In favorable conditions, such weapons can be effective and useful. The trenches of the belligerent armies are often separated by only 20-30 yards, and in the course of constant attacks and counterattacks, different sections of the same trench may belong to different forces. When performing a combat mission, the flamethrower runs the risk of falling under its own flame and getting fatal burns. For this reason, he is entitled to safety goggles and a fire-resistant mask covering the face and neck.
A look from the past
An article about "gas and fire" on the fronts of the First World War appeared in July 1915 - a year after the beginning of the war and several years before its end. By this time, new weapons and weapons had appeared on the battlefields, which seriously influenced the course of battles and the appearance of the war as a whole. At the same time, some new items have not yet appeared or have not had time to receive proper development.
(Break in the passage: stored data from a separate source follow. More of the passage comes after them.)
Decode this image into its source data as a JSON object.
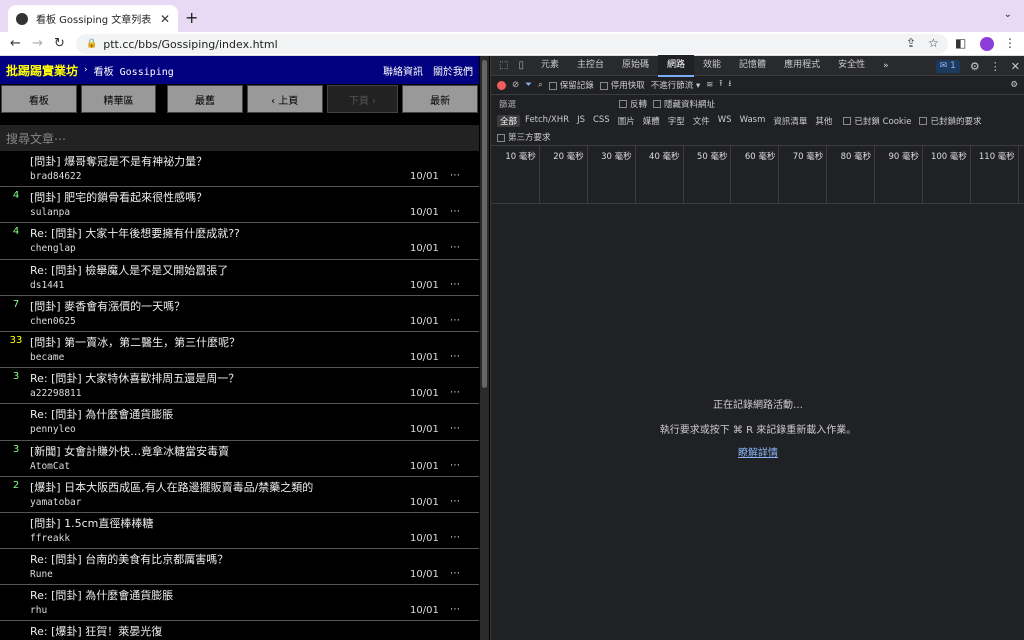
{
  "browser": {
    "tab_title": "看板 Gossiping 文章列表 - 批踢踢實業坊",
    "tab_title_short": "看板 Gossiping 文章列表 - 批踢 ",
    "url": "ptt.cc/bbs/Gossiping/index.html"
  },
  "ptt": {
    "site": "批踢踢實業坊",
    "board": "看板 Gossiping",
    "links": [
      "聯絡資訊",
      "關於我們"
    ],
    "buttons": [
      "看板",
      "精華區",
      "最舊",
      "‹ 上頁",
      "下頁 ›",
      "最新"
    ],
    "search_placeholder": "搜尋文章⋯",
    "posts": [
      {
        "count": "",
        "title": "[問卦] 爆哥奪冠是不是有神祕力量？",
        "author": "brad84622",
        "date": "10/01"
      },
      {
        "count": "4",
        "title": "[問卦] 肥宅的鎖骨看起來很性感嗎？",
        "author": "sulanpa",
        "date": "10/01"
      },
      {
        "count": "4",
        "title": "Re: [問卦] 大家十年後想要擁有什麼成就??",
        "author": "chenglap",
        "date": "10/01"
      },
      {
        "count": "",
        "title": "Re: [問卦] 檢舉魔人是不是又開始囂張了",
        "author": "ds1441",
        "date": "10/01"
      },
      {
        "count": "7",
        "title": "[問卦] 麥香會有漲價的一天嗎？",
        "author": "chen0625",
        "date": "10/01"
      },
      {
        "count": "33",
        "title": "[問卦] 第一賣冰，第二醫生，第三什麼呢？",
        "author": "became",
        "date": "10/01"
      },
      {
        "count": "3",
        "title": "Re: [問卦] 大家特休喜歡排周五還是周一？",
        "author": "a22298811",
        "date": "10/01"
      },
      {
        "count": "",
        "title": "Re: [問卦] 為什麼會通貨膨脹",
        "author": "pennyleo",
        "date": "10/01"
      },
      {
        "count": "3",
        "title": "[新聞] 女會計賺外快…竟拿冰糖當安毒賣",
        "author": "AtomCat",
        "date": "10/01"
      },
      {
        "count": "2",
        "title": "[爆卦] 日本大阪西成區,有人在路邊擺販賣毒品/禁藥之類的",
        "author": "yamatobar",
        "date": "10/01"
      },
      {
        "count": "",
        "title": "[問卦] 1.5cm直徑棒棒糖",
        "author": "ffreakk",
        "date": "10/01"
      },
      {
        "count": "",
        "title": "Re: [問卦] 台南的美食有比京都厲害嗎？",
        "author": "Rune",
        "date": "10/01"
      },
      {
        "count": "",
        "title": "Re: [問卦] 為什麼會通貨膨脹",
        "author": "rhu",
        "date": "10/01"
      },
      {
        "count": "",
        "title": "Re: [爆卦] 狂賀！萊晏光復",
        "author": "",
        "date": ""
      }
    ],
    "more": "⋯"
  },
  "devtools": {
    "tabs": [
      "元素",
      "主控台",
      "原始碼",
      "網路",
      "效能",
      "記憶體",
      "應用程式",
      "安全性"
    ],
    "active_tab": "網路",
    "issues_count": "1",
    "row2": {
      "preserve_log": "保留記錄",
      "disable_cache": "停用快取",
      "throttle": "不進行節流"
    },
    "filter_placeholder": "篩選",
    "invert": "反轉",
    "hide_data_urls": "隱藏資料網址",
    "types": [
      "全部",
      "Fetch/XHR",
      "JS",
      "CSS",
      "圖片",
      "媒體",
      "字型",
      "文件",
      "WS",
      "Wasm",
      "資訊清單",
      "其他"
    ],
    "blocked_cookies": "已封鎖 Cookie",
    "blocked_requests": "已封鎖的要求",
    "third_party": "第三方要求",
    "ticks": [
      "10 毫秒",
      "20 毫秒",
      "30 毫秒",
      "40 毫秒",
      "50 毫秒",
      "60 毫秒",
      "70 毫秒",
      "80 毫秒",
      "90 毫秒",
      "100 毫秒",
      "110 毫秒"
    ],
    "empty_line1": "正在記錄網路活動…",
    "empty_line2": "執行要求或按下 ⌘ R 來記錄重新載入作業。",
    "empty_link": "瞭解詳情"
  }
}
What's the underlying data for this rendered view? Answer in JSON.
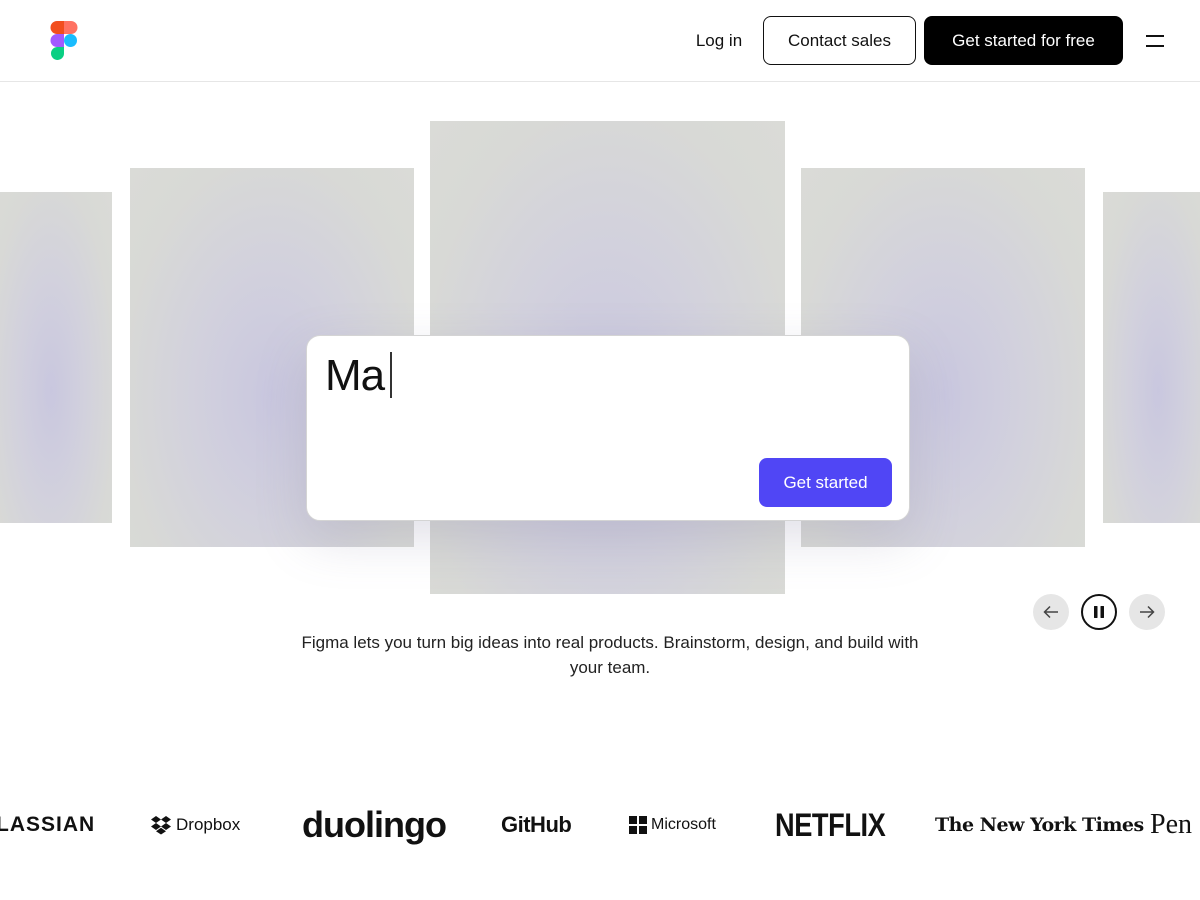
{
  "header": {
    "logo_icon": "figma-logo-icon",
    "login_label": "Log in",
    "contact_label": "Contact sales",
    "cta_label": "Get started for free",
    "menu_icon": "hamburger-menu-icon"
  },
  "hero": {
    "prompt_text": "Ma",
    "start_label": "Get started",
    "accent_color": "#5046f5",
    "controls": {
      "prev_icon": "arrow-left-icon",
      "pause_icon": "pause-icon",
      "next_icon": "arrow-right-icon"
    }
  },
  "tagline": {
    "line1": "Figma lets you turn big ideas into real products. Brainstorm, design, and build with",
    "line2": "your team."
  },
  "logos": {
    "atlassian": "LASSIAN",
    "dropbox": "Dropbox",
    "duolingo": "duolingo",
    "github": "GitHub",
    "microsoft": "Microsoft",
    "netflix": "NETFLIX",
    "nyt": "The New York Times",
    "pentagram": "Pen"
  }
}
Various means of protection against gases
An article from Popular Mechanics shows that in 1915, chemical weapons were still considered quite dangerous and effective, and both irritants and toxic substances were used on the front. However, in parallel, there was a development of means of protection against them. Then it was assumed that they would not only allow to fight in conditions of chemical contamination, but also seriously change the appearance of the army. Conclusions were also made about jet-type flamethrowers. They were considered useful weapons, but not without a number of disadvantages.
Against the background of the general features of the First World War, discussions about civilized and barbaric methods of war look very specific. Also noteworthy is the proposal to create a projectile with poisoned fragments - fortunately, remained without practical implementation. Separately, it is worth noting information about the poisonous substance "turpinit", which at one time was reported only by German sources. It is believed that such a gas never existed, and rumors about it are associated with a misinterpretation of real facts.
In 1915, an American magazine could not know how events would develop in the future. Popular Mechanics wrote that France uses gas shells and bombs, while Germany is limited to balloon attacks. Subsequently, all parties to the conflict mastered all methods of using toxic substances and actively used them until the very end of the war.
The general prospects for chemical warfare agents also remained unknown. Already during the war, work began in different countries to create means and methods of protection, which seriously affected the potential effectiveness of such weapons. As a consequence, in the conflicts of the coming decades, chemicals were used sparingly, in limited quantities and without significant effect.
During the First World War, jet flamethrowers were considered modern and effective weapons, but with some drawbacks. In the future, despite all the efforts, the gunsmiths failed to get rid of the inherent problems of such systems. They found application in the future, but by the middle of the century they began to leave the armies due to limited benefits and excessive risks. It is unlikely that such a development of events was obvious in 1915, when the flamethrower was one of the most terrible weapons.
On the whole, the article "Fire and Gas in World War" from a magazine from the still neutral USA looked quite interesting and objective (by the standards of mid-1915). But nevertheless, taking into account the modern "after-message", such publications do not look detailed enough or objective. At the same time, they perfectly show what opinions and moods took place in the past, when the world war was gaining momentum and showed more and more horrors.